Publicada em: 25/09/2025 08:43 -

 

O Livro de Números, longe de ser um mero registro censitário ou um manual de leis arcaicas, é um épico sobre a formação de uma consciência comunal em oposição à opressão. Ele narra a travessia de um povo libertado da escravidão do Egito (símbolo máximo do imperialismo e do capital explorador) em direção a uma terra prometida onde a justiça social deve reinar. A narrativa expõe, com crueza, as tentações contínuas de reconstruir estruturas de poder piramidais, de acumulação e de exclusão – os mesmos vícios da "direita" faraônica que eles haviam deixado para trás.

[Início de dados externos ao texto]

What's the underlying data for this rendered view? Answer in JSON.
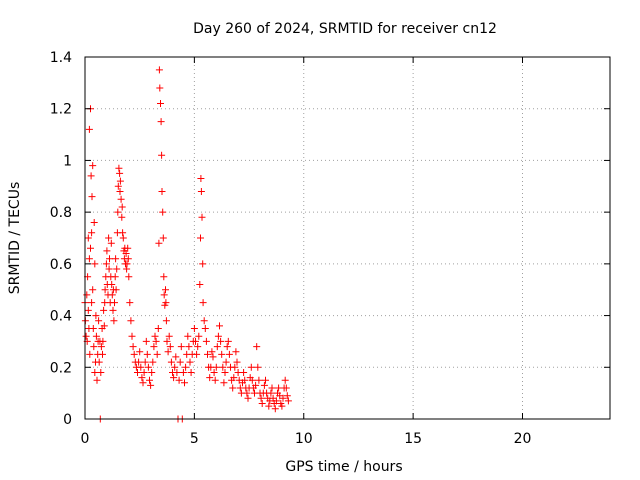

Capítulo 1: O Censo – A Força não está nos Números, mas na Organização Popular

O primeiro censo (Nm 1) não é uma glorificação do poder militar masculino, como uma leitura superficial pode sugerir. É, na verdade, uma demonstração de organização popular. Contar o povo é o primeiro passo para garantir que ninguém será deixado para trás, que todos terão acesso à porção devida de recursos. É a antítese do individualismo neoliberal; é a comunidade se estruturando para o bem comum. A omissão das mulheres e levitas da contagem militar é uma crítica interna ao texto, mostrando as limitações patriarcais daquela sociedade, que a luta pela justiça social deve constantemente superar.

Capítulos 11-14: As Revoltas – A Legitimidade da Protesta Popular contra a Autoridade

Os capítulos centrais de Números são um manifesto do direito do povo de questionar seus líderes.
O desejo por carne (Nm 11): O povo, cansado do maná (o básico fornecido coletivamente), clama por variedade. Moisés, sobrecarregado, quase entra em colapso. A solução de Deus? Descentralizar o poder. Ele distribui o espírito de liderança entre 70 anciãos (Nm 11:16-17). É uma lição clara: o poder concentrado em uma única figura é insustentável e opressivo, mesmo para o opressor. A verdadeira liderança é horizontal e compartilhada.
A crítica de Miriã e Arão (Nm 12): Miriã e Arão questionam a autoridade exclusiva de Moisés: "Será que o SENHOR tem falado somente por meio de Moisés?". Eles exigem uma liderança mais plural e inclusiva. Embora Miriã seja punida (outra crítica à estrutura patriarcal), o texto valida a pergunta fundamental: o poder profético e de liderança é um monopólio?
Os espias e a terra prometida (Nm 13-14): doze espias são enviados a Canaã. Dez voltam aterrorizados, focando nos "gigantes" (as estruturas de poder estabelecidas, as elites cananeias) e na impossibilidade da vitória. Eles representam a mentalidade reacionária: preferem a segurança da escravidão conhecida aos riscos da liberdade. Dois espias, Josué e Calebe, enxergam uma "terra que mana leite e mel" – uma terra de abundância para todos, não para uns poucos. O povo, influenciado pelo medo propagado pelos dez, se rebela. Deus os condena a vagar no deserto até morrer uma geração inteira presa à mentalidade escravagista. Esta é a metáfora definitiva: não se constrói uma sociedade justa com pessoas que ainda anseiam pela opressão ou que são paralisadas pelo medo da elite.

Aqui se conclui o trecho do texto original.